回答者 宮崎隆志さん(北海道大学大学院教育研究院教授)

  クラスの「空気」が作られてしまい、息苦しくなっているのですね。意見が違うのに周りの人たちにあわせなくてはならないとすれば、学校に通うのが嫌になるのも当然です。「空気」というのは見えないルールのようなものですから、先生と共鳴している多数派の人たちには、ルールを守っていないあなたに問題があるように映るのでしょう。さらに先生があなたの態度を怒ると、多数派の人たちは自分たちの見方が正しいと思い込むかもしれません。
 これは、いじめを生み出しやすい状況です。もしも、あなたが心身の苦痛を感じるような行為を受けている場合は、すぐに学校(担任の先生以外でも大丈夫です)や「子ども相談支援センター」などに連絡し相談してください。
 いじめを受けていないとしても、あなたが、先生や多数派の人たちと違う意見を持ち、述べることには何の問題もありません。意見表明権は、子どもの権利として国際的にも保障されています。あなたが悪いのではありません。
 あなたの悩みを親身に聴いてくれる友達がいれば、おそらくクラスの中の出来事を一緒に振り返り、なぜそんなことが起きるのかを考えることができるでしょう。

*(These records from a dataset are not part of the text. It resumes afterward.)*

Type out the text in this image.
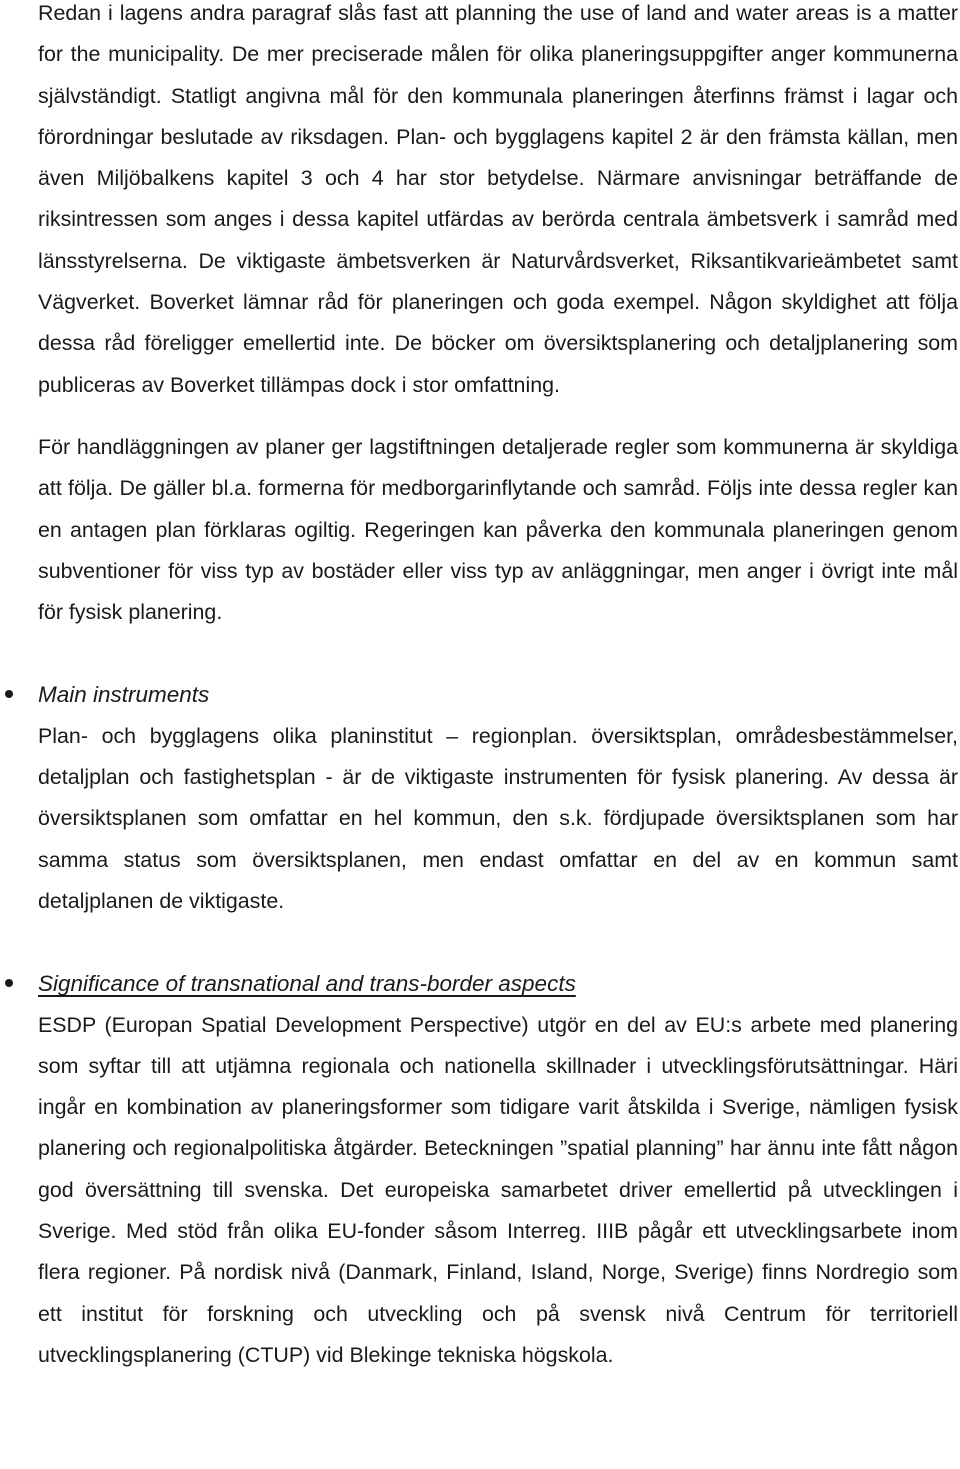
Redan i lagens andra paragraf slås fast att planning the use of land and water areas is a matter for the municipality. De mer preciserade målen för olika planeringsuppgifter anger kommunerna självständigt. Statligt angivna mål för den kommunala planeringen återfinns främst i lagar och förordningar beslutade av riksdagen. Plan- och bygglagens kapitel 2 är den främsta källan, men även Miljöbalkens kapitel 3 och 4 har stor betydelse. Närmare anvisningar beträffande de riksintressen som anges i dessa kapitel utfärdas av berörda centrala ämbetsverk i samråd med länsstyrelserna. De viktigaste ämbetsverken är Naturvårdsverket, Riksantikvarieämbetet samt Vägverket. Boverket lämnar råd för planeringen och goda exempel. Någon skyldighet att följa dessa råd föreligger emellertid inte. De böcker om översiktsplanering och detaljplanering som publiceras av Boverket tillämpas dock i stor omfattning.

För handläggningen av planer ger lagstiftningen detaljerade regler som kommunerna är skyldiga att följa. De gäller bl.a. formerna för medborgarinflytande och samråd. Följs inte dessa regler kan en antagen plan förklaras ogiltig. Regeringen kan påverka den kommunala planeringen genom subventioner för viss typ av bostäder eller viss typ av anläggningar, men anger i övrigt inte mål för fysisk planering.

Main instruments

Plan- och bygglagens olika planinstitut – regionplan. översiktsplan, områdesbestämmelser, detaljplan och fastighetsplan - är de viktigaste instrumenten för fysisk planering. Av dessa är översiktsplanen som omfattar en hel kommun, den s.k. fördjupade översiktsplanen som har samma status som översiktsplanen, men endast omfattar en del av en kommun samt detaljplanen de viktigaste.

Significance of transnational and trans-border aspects

ESDP (Europan Spatial Development Perspective) utgör en del av EU:s arbete med planering som syftar till att utjämna regionala och nationella skillnader i utvecklingsförutsättningar. Häri ingår en kombination av planeringsformer som tidigare varit åtskilda i Sverige, nämligen fysisk planering och regionalpolitiska åtgärder. Beteckningen ”spatial planning” har ännu inte fått någon god översättning till svenska. Det europeiska samarbetet driver emellertid på utvecklingen i Sverige. Med stöd från olika EU-fonder såsom Interreg. IIIB pågår ett utvecklingsarbete inom flera regioner. På nordisk nivå (Danmark, Finland, Island, Norge, Sverige) finns Nordregio som ett institut för forskning och utveckling och på svensk nivå Centrum för territoriell utvecklingsplanering (CTUP) vid Blekinge tekniska högskola.
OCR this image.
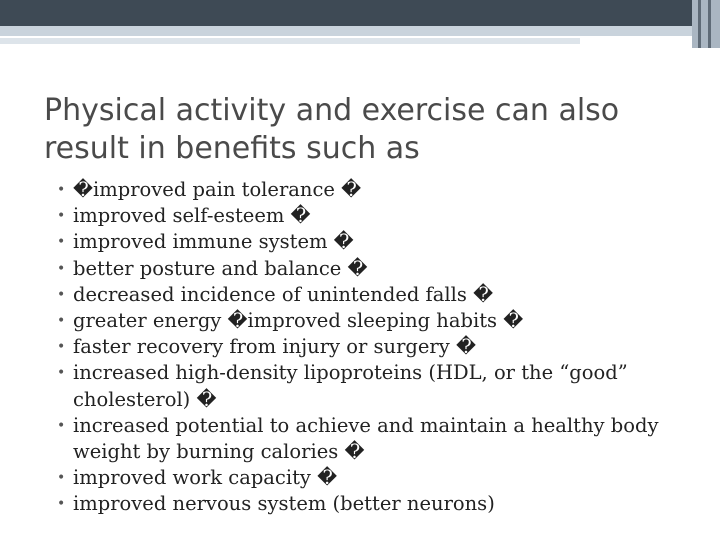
Physical activity and exercise can also result in benefits such as
• �improved pain tolerance �
• improved self-esteem �
• improved immune system �
• better posture and balance �
• decreased incidence of unintended falls �
• greater energy �improved sleeping habits �
• faster recovery from injury or surgery �
• increased high-density lipoproteins (HDL, or the “good” cholesterol) �
• increased potential to achieve and maintain a healthy body weight by burning calories �
• improved work capacity �
• improved nervous system (better neurons)
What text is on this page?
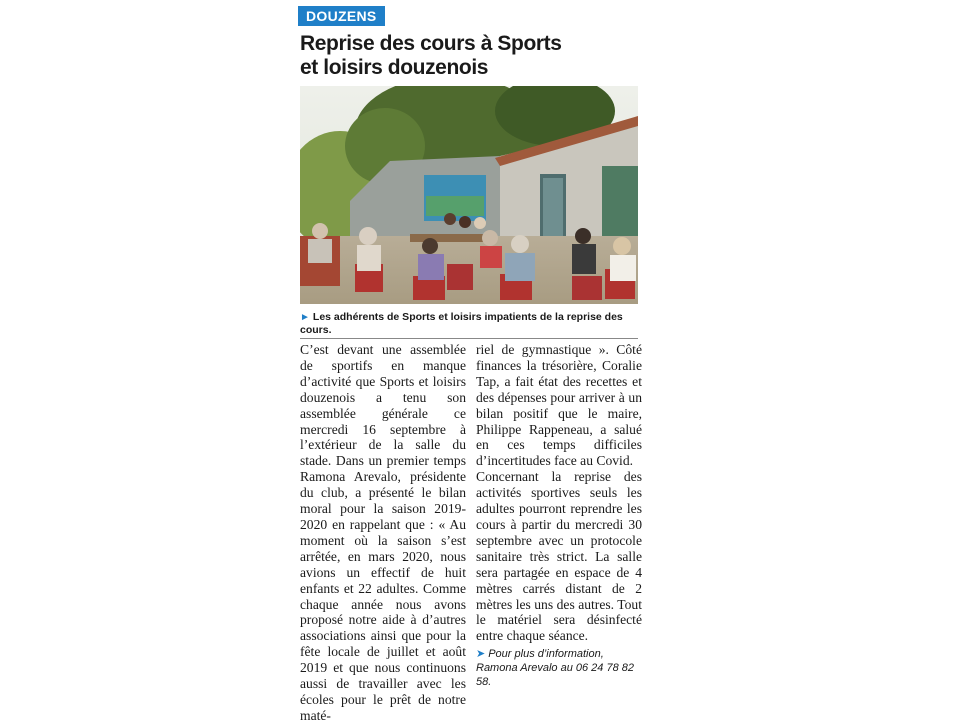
DOUZENS
Reprise des cours à Sports
et loisirs douzenois
► Les adhérents de Sports et loisirs impatients de la reprise des cours.

C’est devant une assemblée de sportifs en manque d’activité que Sports et loisirs douzenois a tenu son assemblée générale ce mercredi 16 septembre à l’extérieur de la salle du stade. Dans un premier temps Ramona Arevalo, présidente du club, a présenté le bilan moral pour la saison 2019-2020 en rappelant que : « Au moment où la saison s’est arrêtée, en mars 2020, nous avions un effectif de huit enfants et 22 adultes. Comme chaque année nous avons proposé notre aide à d’autres associations ainsi que pour la fête locale de juillet et août 2019 et que nous continuons aussi de travailler avec les écoles pour le prêt de notre maté-

riel de gymnastique ». Côté finances la trésorière, Coralie Tap, a fait état des recettes et des dépenses pour arriver à un bilan positif que le maire, Philippe Rappeneau, a salué en ces temps difficiles d’incertitudes face au Covid.

Concernant la reprise des activités sportives seuls les adultes pourront reprendre les cours à partir du mercredi 30 septembre avec un protocole sanitaire très strict. La salle sera partagée en espace de 4 mètres carrés distant de 2 mètres les uns des autres. Tout le matériel sera désinfecté entre chaque séance.

➤ Pour plus d’information, Ramona Arevalo au 06 24 78 82 58.
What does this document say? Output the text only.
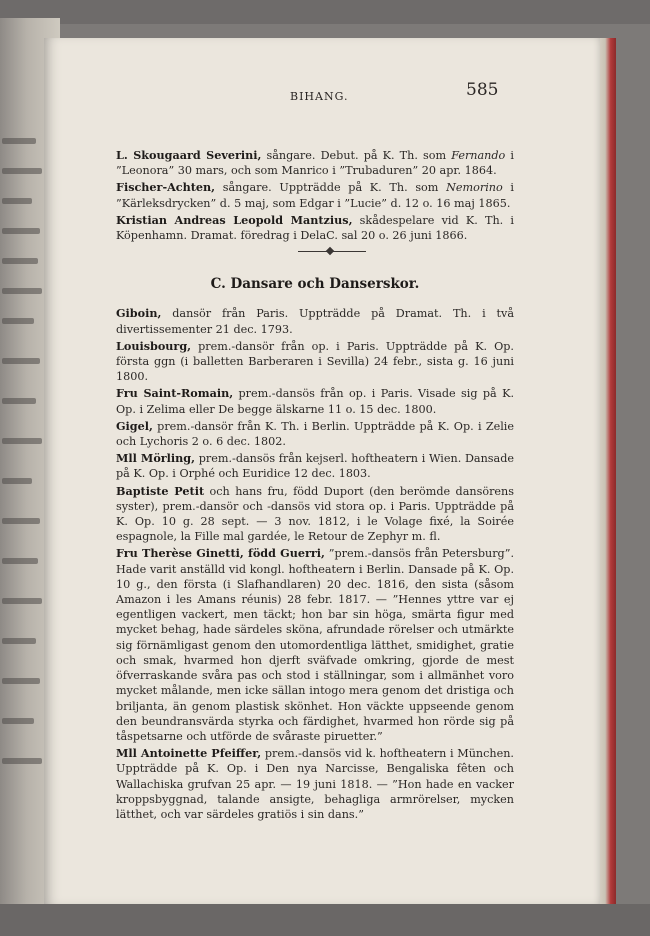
BIHANG.	585

L. Skougaard Severini, sångare. Debut. på K. Th. som Fernando i ”Leonora” 30 mars, och som Manrico i ”Trubaduren” 20 apr. 1864.

Fischer-Achten, sångare. Uppträdde på K. Th. som Nemorino i ”Kärleksdrycken” d. 5 maj, som Edgar i ”Lucie” d. 12 o. 16 maj 1865.

Kristian Andreas Leopold Mantzius, skådespelare vid K. Th. i Köpenhamn. Dramat. föredrag i DelaC. sal 20 o. 26 juni 1866.

C. Dansare och Danserskor.

Giboin, dansör från Paris. Uppträdde på Dramat. Th. i två divertissementer 21 dec. 1793.

Louisbourg, prem.-dansör från op. i Paris. Uppträdde på K. Op. första ggn (i balletten Barberaren i Sevilla) 24 febr., sista g. 16 juni 1800.

Fru Saint-Romain, prem.-dansös från op. i Paris. Visade sig på K. Op. i Zelima eller De begge älskarne 11 o. 15 dec. 1800.

Gigel, prem.-dansör från K. Th. i Berlin. Uppträdde på K. Op. i Zelie och Lychoris 2 o. 6 dec. 1802.

Mll Mörling, prem.-dansös från kejserl. hoftheatern i Wien. Dansade på K. Op. i Orphé och Euridice 12 dec. 1803.

Baptiste Petit och hans fru, född Duport (den berömde dansörens syster), prem.-dansör och -dansös vid stora op. i Paris. Uppträdde på K. Op. 10 g. 28 sept. — 3 nov. 1812, i le Volage fixé, la Soirée espagnole, la Fille mal gardée, le Retour de Zephyr m. fl.

Fru Therèse Ginetti, född Guerri, ”prem.-dansös från Petersburg”. Hade varit anställd vid kongl. hoftheatern i Berlin. Dansade på K. Op. 10 g., den första (i Slafhandlaren) 20 dec. 1816, den sista (såsom Amazon i les Amans réunis) 28 febr. 1817. — ”Hennes yttre var ej egentligen vackert, men täckt; hon bar sin höga, smärta figur med mycket behag, hade särdeles sköna, afrundade rörelser och utmärkte sig förnämligast genom den utomordentliga lätthet, smidighet, gratie och smak, hvarmed hon djerft sväfvade omkring, gjorde de mest öfverraskande svåra pas och stod i ställningar, som i allmänhet voro mycket målande, men icke sällan intogo mera genom det dristiga och briljanta, än genom plastisk skönhet. Hon väckte uppseende genom den beundransvärda styrka och färdighet, hvarmed hon rörde sig på tåspetsarne och utförde de svåraste piruetter.”

Mll Antoinette Pfeiffer, prem.-dansös vid k. hoftheatern i München. Uppträdde på K. Op. i Den nya Narcisse, Bengaliska fêten och Wallachiska grufvan 25 apr. — 19 juni 1818. — ”Hon hade en vacker kroppsbyggnad, talande ansigte, behagliga armrörelser, mycken lätthet, och var särdeles gratiös i sin dans.”
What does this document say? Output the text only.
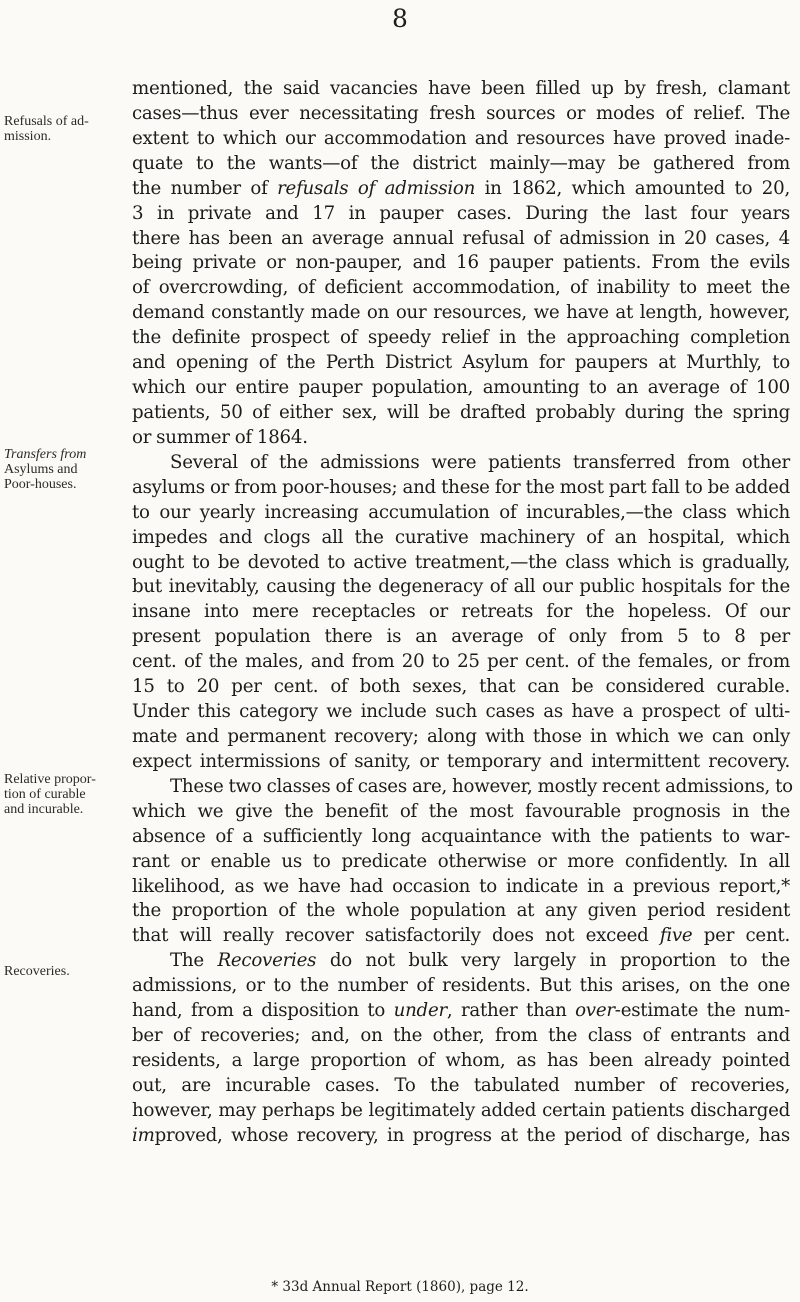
8
Refusals of ad-
mission.
Transfers from
Asylums and
Poor-houses.
Relative propor-
tion of curable
and incurable.
Recoveries.
mentioned, the said vacancies have been filled up by fresh, clamant
cases—thus ever necessitating fresh sources or modes of relief. The
extent to which our accommodation and resources have proved inade-
quate to the wants—of the district mainly—may be gathered from
the number of refusals of admission in 1862, which amounted to 20,
3 in private and 17 in pauper cases. During the last four years
there has been an average annual refusal of admission in 20 cases, 4
being private or non-pauper, and 16 pauper patients. From the evils
of overcrowding, of deficient accommodation, of inability to meet the
demand constantly made on our resources, we have at length, however,
the definite prospect of speedy relief in the approaching completion
and opening of the Perth District Asylum for paupers at Murthly, to
which our entire pauper population, amounting to an average of 100
patients, 50 of either sex, will be drafted probably during the spring
or summer of 1864.
Several of the admissions were patients transferred from other
asylums or from poor-houses; and these for the most part fall to be added
to our yearly increasing accumulation of incurables,—the class which
impedes and clogs all the curative machinery of an hospital, which
ought to be devoted to active treatment,—the class which is gradually,
but inevitably, causing the degeneracy of all our public hospitals for the
insane into mere receptacles or retreats for the hopeless. Of our
present population there is an average of only from 5 to 8 per
cent. of the males, and from 20 to 25 per cent. of the females, or from
15 to 20 per cent. of both sexes, that can be considered curable.
Under this category we include such cases as have a prospect of ulti-
mate and permanent recovery; along with those in which we can only
expect intermissions of sanity, or temporary and intermittent recovery.
These two classes of cases are, however, mostly recent admissions, to
which we give the benefit of the most favourable prognosis in the
absence of a sufficiently long acquaintance with the patients to war-
rant or enable us to predicate otherwise or more confidently. In all
likelihood, as we have had occasion to indicate in a previous report,*
the proportion of the whole population at any given period resident
that will really recover satisfactorily does not exceed five per cent.
The Recoveries do not bulk very largely in proportion to the
admissions, or to the number of residents. But this arises, on the one
hand, from a disposition to under, rather than over-estimate the num-
ber of recoveries; and, on the other, from the class of entrants and
residents, a large proportion of whom, as has been already pointed
out, are incurable cases. To the tabulated number of recoveries,
however, may perhaps be legitimately added certain patients discharged
improved, whose recovery, in progress at the period of discharge, has
* 33d Annual Report (1860), page 12.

でも多数派が圧倒的ならそんな仲間も見つけにくいかもしれません。一人だと大変ですが、気になる出来事が起きた状況を記録しておき、例えば先生の指示の出し方やそれに対するクラスの人たちの反応のタイプ、自分の思いなどを冷静に振り返り分析してみてください。先生やクラスの動きを観察する立場に立つことができれば、問題点が整理でき、モヤモヤした「空気」から自分を救い出せるでしょう。さらに、自分なりの整理について、家族などの信頼できる人から意見をもらい観察を深められれば、自信をもって問題に向き合い、対応方法を探れるようになると思います。

 質問は過去の相談事例や投稿を基に再構成しています。